Matt Nettheim/Divulgação
Mia Wasikowska no papel de Robyn Davidson; os camelos foram sua companhia na travessia do deserto
Mia Wasikowska no papel de Robyn Davidson; os camelos foram sua companhia na travessia do deserto

Apesar de "Tracks" ter sido considerado uma espetacular obra de literatura de viagem, ele sempre foi muito mais que isso. Também é sobre o sexismo e o racismo - especificamente envolvendo indígenas australianos - que Robyn, então com 26 anos, encontrou no país, sobre alienação e sobre como nós mesmos nos limitamos por causa de medo e insegurança. "Homens são homens e as mulheres são para ser pensadas depois," ela escreveu sobre sua terra nativa. Os companheiros que zombaram da sua proposta de viagem eram "fanáticos e entediantes" e não é nenhuma surpresa que algumas das feministas mais ferozes do mundo tenham sido australianas ou neozelandesas. Desde a viagem, uma mulher foi primeira-ministra da Austrália, fato inédito no país. Numa conversa em um flat no leste de Londres, que ela certa vez chamou de casa, eu perguntei o que mudou desde então.

"Todo país tem suas próprias versões de sexismo e racismo e agora que eu viajei o mundo, vi o quando os homens têm dificuldade com as mulheres," diz Davidson. "Eu sou mais branda com relação aos australianos. Eles costumavam ser boa companhia - engraçados e autodepreciativos. Enfim, há bons e maus homens e boas e más mulheres. Quanto ao racismo, quando eu voltei para a Austrália pela primeira vez e assisti a "Sansão e Dalila" [filme de 2009 do diretor australiano de origem indígena Warwick Thornton], eu pensei: nada mudou. Mas então eu pensei melhor - naquela época não teria havido um cineasta aborígene."

Conheci Davidson há mais de 30 anos, por meio da fotógrafa Penny Tweedie, na época em que o livro foi lançado. Pouco tempo depois, Davidson já estava viajando de novo, atravessando os Estados Unidos numa Harley-Davidson com seu então parceiro, Steve Mark. Ela parecia incontrolável.

"Tracks" foi primeiramente cotado para virar filme nos anos 80 e passou pelas mãos de diversas produtoras. "Uma das ideias era fazer da personagem principal uma secretária americana tonta que recebe um cartão postal de um tio na Austrália. Ela está no Central Park com a mãe, que diz 'querida, você precisa seguir esse caminho' e então a mãe é atropelada por um ônibus," Davidson diz, rindo com a lembrança. "Nós costumávamos brincar dizendo que haveria marcas de pneus no rosto da mãe e então o título, "Tracks", apareceria na tela." Não é surpresa que essa versão não tenha dado certo. Também houve uma conversa sobre um filme de alto orçamento, estrelado por Julia Roberts, mas Davidson recusou a ideia.

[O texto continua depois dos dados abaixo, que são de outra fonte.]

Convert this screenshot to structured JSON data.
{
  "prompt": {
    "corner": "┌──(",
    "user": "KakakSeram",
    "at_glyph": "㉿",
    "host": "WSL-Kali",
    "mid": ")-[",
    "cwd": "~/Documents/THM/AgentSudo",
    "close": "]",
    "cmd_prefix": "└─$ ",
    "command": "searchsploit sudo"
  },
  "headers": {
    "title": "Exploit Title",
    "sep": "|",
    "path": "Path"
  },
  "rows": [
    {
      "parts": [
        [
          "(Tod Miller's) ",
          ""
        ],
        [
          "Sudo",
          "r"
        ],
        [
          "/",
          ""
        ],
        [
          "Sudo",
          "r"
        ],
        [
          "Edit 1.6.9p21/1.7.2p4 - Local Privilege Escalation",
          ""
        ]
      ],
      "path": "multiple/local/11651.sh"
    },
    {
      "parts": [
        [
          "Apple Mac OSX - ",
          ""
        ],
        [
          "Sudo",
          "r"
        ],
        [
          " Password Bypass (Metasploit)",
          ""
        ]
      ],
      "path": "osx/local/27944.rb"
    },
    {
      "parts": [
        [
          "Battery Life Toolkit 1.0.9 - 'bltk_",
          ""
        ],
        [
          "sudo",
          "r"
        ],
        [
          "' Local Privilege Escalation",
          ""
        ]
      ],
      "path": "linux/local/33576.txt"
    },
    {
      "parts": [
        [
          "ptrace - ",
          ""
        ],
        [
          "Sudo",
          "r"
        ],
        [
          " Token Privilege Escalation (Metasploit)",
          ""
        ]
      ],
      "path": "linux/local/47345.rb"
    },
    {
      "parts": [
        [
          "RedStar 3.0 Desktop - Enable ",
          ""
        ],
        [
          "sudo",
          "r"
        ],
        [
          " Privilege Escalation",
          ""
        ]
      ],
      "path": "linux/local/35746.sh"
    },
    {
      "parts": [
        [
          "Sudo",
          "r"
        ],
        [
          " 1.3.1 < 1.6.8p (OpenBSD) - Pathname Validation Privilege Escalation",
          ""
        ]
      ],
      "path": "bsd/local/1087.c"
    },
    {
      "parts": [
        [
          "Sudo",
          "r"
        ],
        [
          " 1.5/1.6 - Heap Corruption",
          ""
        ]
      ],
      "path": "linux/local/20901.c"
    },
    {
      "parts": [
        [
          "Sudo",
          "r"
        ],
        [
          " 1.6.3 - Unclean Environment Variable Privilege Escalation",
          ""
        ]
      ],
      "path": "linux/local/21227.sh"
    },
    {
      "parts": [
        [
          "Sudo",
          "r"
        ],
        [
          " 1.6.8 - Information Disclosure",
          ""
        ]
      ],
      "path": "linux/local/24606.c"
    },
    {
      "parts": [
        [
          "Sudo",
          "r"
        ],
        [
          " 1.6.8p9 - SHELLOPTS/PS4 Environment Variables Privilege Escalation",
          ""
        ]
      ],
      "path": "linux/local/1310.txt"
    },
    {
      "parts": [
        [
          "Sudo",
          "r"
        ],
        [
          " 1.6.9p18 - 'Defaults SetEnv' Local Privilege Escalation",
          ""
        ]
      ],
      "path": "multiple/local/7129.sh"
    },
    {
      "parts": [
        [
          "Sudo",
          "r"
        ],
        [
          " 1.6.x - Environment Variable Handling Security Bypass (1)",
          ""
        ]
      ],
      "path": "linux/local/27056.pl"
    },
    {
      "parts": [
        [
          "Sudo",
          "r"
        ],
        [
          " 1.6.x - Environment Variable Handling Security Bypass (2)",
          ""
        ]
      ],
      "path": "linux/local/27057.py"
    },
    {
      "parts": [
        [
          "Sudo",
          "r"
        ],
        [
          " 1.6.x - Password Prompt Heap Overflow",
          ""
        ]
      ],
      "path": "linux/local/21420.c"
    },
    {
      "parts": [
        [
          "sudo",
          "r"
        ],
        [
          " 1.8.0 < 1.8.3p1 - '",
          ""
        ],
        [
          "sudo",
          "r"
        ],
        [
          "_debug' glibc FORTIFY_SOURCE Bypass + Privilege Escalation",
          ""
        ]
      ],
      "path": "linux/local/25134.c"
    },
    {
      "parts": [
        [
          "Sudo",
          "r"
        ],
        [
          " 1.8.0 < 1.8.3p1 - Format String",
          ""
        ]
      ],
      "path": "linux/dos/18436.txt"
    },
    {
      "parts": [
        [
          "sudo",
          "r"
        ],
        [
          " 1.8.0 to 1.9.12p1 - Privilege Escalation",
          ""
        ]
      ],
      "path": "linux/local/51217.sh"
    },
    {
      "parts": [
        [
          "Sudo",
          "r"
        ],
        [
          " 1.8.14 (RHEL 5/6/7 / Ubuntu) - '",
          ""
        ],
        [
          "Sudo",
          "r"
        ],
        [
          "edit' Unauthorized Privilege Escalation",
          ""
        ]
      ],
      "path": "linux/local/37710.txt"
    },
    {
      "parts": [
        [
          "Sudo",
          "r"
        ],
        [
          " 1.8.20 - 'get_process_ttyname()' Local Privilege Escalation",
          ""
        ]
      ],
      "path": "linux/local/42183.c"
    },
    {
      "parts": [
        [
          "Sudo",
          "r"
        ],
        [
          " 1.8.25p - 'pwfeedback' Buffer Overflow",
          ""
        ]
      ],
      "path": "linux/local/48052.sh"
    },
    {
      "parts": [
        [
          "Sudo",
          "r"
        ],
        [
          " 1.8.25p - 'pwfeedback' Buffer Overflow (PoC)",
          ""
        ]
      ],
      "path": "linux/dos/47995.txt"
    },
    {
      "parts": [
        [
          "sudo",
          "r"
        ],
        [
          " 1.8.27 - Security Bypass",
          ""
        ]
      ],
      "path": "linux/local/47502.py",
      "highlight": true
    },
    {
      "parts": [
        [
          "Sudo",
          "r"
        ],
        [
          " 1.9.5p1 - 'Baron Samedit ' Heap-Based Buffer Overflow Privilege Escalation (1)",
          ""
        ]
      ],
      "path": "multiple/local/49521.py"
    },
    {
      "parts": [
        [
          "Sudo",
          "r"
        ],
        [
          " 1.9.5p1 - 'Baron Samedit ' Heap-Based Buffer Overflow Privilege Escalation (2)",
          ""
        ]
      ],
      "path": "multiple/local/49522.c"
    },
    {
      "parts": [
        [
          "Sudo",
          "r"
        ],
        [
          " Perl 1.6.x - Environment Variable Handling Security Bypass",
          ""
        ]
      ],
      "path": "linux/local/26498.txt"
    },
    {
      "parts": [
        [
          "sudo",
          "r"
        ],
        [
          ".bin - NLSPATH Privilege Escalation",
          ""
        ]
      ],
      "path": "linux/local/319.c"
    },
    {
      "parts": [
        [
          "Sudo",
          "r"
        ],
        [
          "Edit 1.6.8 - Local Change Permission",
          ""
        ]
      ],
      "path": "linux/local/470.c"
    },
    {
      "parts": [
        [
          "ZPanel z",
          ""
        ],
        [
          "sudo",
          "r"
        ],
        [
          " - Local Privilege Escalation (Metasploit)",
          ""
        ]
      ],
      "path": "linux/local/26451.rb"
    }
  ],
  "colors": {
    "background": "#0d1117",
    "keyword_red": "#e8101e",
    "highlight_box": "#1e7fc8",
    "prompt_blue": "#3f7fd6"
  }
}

"Eu via o projeto como um filme independente e achava que, uma vez que eu chegasse a Hollywood, meu controle sobre ele seria zero," ela diz. "Mas a produtora [Emile Sherman] e o diretor [John Curran] eram encantadores e eles eram uma pequena companhia na Austrália."

Mia Wasikowska, que interpreta Davidson, capturo-a assustadoramente bem. A presença da atriz, nascida na Austrália, facilitou a jornada por festivais e festas. "Eu sou fascinada por atores, por como eles fazem o que fazem, e é óbvio que essa jovem mulher é muito inteligente e tem uma forte vida interior - e nós nos divertimos juntas," disse Davidson. "Nós estávamos no tapete vermelho em Veneza - eu não tinha ideia de que eles realmente tinham tapetes vermelhos, eu pensava que era só uma expressão."

Agora ela está trabalhando em suas memórias, uma expedição por sua própria vida que tem sido adiada há quantos anos? "Quinze - vamos dizer que foram 10, soa mais respeitável." Anos atrás, Davidson escreveu um lindo ensaio para o Telegraph, em que explica por que seria incapaz de escrever um livro. Como alguém notou na época, aquele texto seria um perfeito primeiro capítulo, e agora será. Há alguns anos, o agente literário David Godwin voou para a Índia para convencê-la a terminar o livro.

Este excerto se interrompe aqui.